GADKAR–WILCOX: One thing that I think Connecticut is a leader in is the Green Bank. I like the idea of a public and private partnership with a Green Bank because there’s a need for investing in green technology at the state level. That partnership will become even more robust going forward, and I think that’ll help that balance.
In fact, I would invest more in green technology to ensure that we’re reducing our emissions overall. I like the partnership, but I would certainly invest more in it because making green technology an affordable option for people will help us improve.
CTEx: What are your key goals and priorities for improving the educational outcomes for Connecticut students?
GADKAR–WILCOX: I’d like to see more support for public schools, and particularly public school programming. I’d also like to see districts getting their fair share of funding under the ECS formula which, for a variety of reasons, our district has not gotten. I’d like to see that strengthened. I’d like to see the ECS formula improve to account for, particularly after the pandemic, the number of variables that have really impacted education. But primarily, that money has to go to programming, I’d like to make sure that there’s money coming directly to support public programming in schools.
CTEx: Is the police accountability legislation effective? Are there modifications that need to be made?
GADKAR-WILCOX: Yes. I’ve spoken to a number of police officers about police accountability and there are a number of things that I think are good. I’m actually working with the Stratford Police Engagement Program. We’re thinking about putting a certificate program together that helps students understand 21st century policing. This is a group of officers that reaches out to the community to increase that dialogue. That’s always been important to me because, before I came to Quinnipiac, I was the director of a juvenile law program. Part of that work was connecting young pupils with police officers to improve that relationship.
There’s a lot of tension around the police accountability bill, and I’d love to see the relationship between police officers and the communities strengthened with more engagement. I’ve worked with our police department to think about how there can be more effective engagement with police officers in the community. I think that that helps build those relationships.
The one concern I do have is any restriction on due process rights. I would be wary of that because, as a constitutional person, I don’t think you can legislate around due process protections. Those have to be paramount. But, again, I think bringing everyone to the table to have a conversation about what works and what doesn’t when it comes to necessary reforms is the way forward.
CTEx: How do you think Trumbull is doing in regard to affordable housing? Is there enough state funding for it?
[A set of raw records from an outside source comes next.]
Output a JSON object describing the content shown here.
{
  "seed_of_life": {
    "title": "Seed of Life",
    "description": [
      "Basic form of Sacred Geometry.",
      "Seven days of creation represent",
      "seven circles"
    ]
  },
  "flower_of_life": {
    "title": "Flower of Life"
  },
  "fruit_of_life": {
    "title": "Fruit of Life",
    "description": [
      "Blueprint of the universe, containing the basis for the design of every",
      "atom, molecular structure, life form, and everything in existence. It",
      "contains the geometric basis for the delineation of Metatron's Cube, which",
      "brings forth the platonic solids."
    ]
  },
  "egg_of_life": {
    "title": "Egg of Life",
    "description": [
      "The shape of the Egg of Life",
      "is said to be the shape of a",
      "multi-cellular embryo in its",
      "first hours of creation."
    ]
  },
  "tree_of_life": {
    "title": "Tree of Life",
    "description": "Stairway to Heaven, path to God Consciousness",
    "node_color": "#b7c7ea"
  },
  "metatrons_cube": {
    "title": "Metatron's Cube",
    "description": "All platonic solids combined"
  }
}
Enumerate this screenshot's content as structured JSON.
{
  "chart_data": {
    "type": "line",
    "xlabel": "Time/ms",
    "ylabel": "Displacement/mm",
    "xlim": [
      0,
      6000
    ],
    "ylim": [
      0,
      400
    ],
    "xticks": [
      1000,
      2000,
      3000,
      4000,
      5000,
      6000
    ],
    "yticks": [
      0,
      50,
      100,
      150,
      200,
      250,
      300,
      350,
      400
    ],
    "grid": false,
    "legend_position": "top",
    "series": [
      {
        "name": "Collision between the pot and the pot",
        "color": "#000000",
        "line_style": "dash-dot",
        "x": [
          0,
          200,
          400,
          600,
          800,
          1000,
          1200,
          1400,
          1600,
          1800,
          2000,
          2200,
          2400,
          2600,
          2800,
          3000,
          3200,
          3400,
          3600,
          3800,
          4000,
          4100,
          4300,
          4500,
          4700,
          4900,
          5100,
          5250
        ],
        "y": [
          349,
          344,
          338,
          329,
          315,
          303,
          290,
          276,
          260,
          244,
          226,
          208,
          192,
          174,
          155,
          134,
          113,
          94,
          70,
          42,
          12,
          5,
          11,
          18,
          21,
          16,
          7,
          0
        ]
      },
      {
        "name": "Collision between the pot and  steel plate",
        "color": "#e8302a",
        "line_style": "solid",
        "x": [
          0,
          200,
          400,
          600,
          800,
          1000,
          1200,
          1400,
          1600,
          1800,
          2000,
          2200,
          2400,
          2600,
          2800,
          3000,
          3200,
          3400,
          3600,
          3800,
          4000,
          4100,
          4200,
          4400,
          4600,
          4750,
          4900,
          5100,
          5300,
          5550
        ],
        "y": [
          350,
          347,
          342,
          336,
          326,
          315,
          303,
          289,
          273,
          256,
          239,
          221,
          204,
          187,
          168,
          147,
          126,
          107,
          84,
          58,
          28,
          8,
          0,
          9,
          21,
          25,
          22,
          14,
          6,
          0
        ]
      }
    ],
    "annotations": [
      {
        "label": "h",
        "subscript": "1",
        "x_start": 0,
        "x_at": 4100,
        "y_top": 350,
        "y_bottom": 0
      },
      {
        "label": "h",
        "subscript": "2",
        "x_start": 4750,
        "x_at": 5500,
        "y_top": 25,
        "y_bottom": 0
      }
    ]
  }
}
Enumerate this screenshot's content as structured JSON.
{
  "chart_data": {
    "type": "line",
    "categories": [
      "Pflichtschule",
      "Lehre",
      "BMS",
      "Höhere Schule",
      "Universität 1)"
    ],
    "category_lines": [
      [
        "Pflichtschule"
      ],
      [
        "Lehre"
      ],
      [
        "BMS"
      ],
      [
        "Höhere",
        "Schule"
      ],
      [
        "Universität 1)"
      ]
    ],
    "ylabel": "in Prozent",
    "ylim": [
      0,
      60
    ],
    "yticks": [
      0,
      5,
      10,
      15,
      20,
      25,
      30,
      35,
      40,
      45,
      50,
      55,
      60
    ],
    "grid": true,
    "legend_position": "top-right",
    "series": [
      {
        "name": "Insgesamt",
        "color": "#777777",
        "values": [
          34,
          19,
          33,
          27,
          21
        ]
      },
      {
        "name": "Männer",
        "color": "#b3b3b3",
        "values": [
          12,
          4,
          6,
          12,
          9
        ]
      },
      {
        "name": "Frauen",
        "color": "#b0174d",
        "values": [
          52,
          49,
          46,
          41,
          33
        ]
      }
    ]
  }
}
GADKAR-WILCOX: I know we do a good job at the town level. Our First Selectman’s platform is smart, balanced development. So there are some new housing opportunities through private developers in connection with the mall, for example. But I think the town is okay with the kind of balance that we have now. We have an excellent director of economic development and she’s doing an excellent job in balancing both the residential and commercial sides of development in Trumbull. They’re also building revenue by incentivizing more small local businesses to come in and then balancing that out with affordable housing options.
CTEx: Let’s discuss state marijuana legislation. Is the bill as it’s written adequate?
GADKAR-WILCOX: In general, I think the legislation is in line with what’s happening in neighboring states, which makes sense to me in terms of access. Particularly after the pandemic, we just need to be careful ensuring that we’re supporting programs that are putting money into addiction and mental health programs and that the policies we put in place are not leading to or furthering any kind of addiction. It’s important that the policy as it stands right now is keeping in line with what’s happening in other states.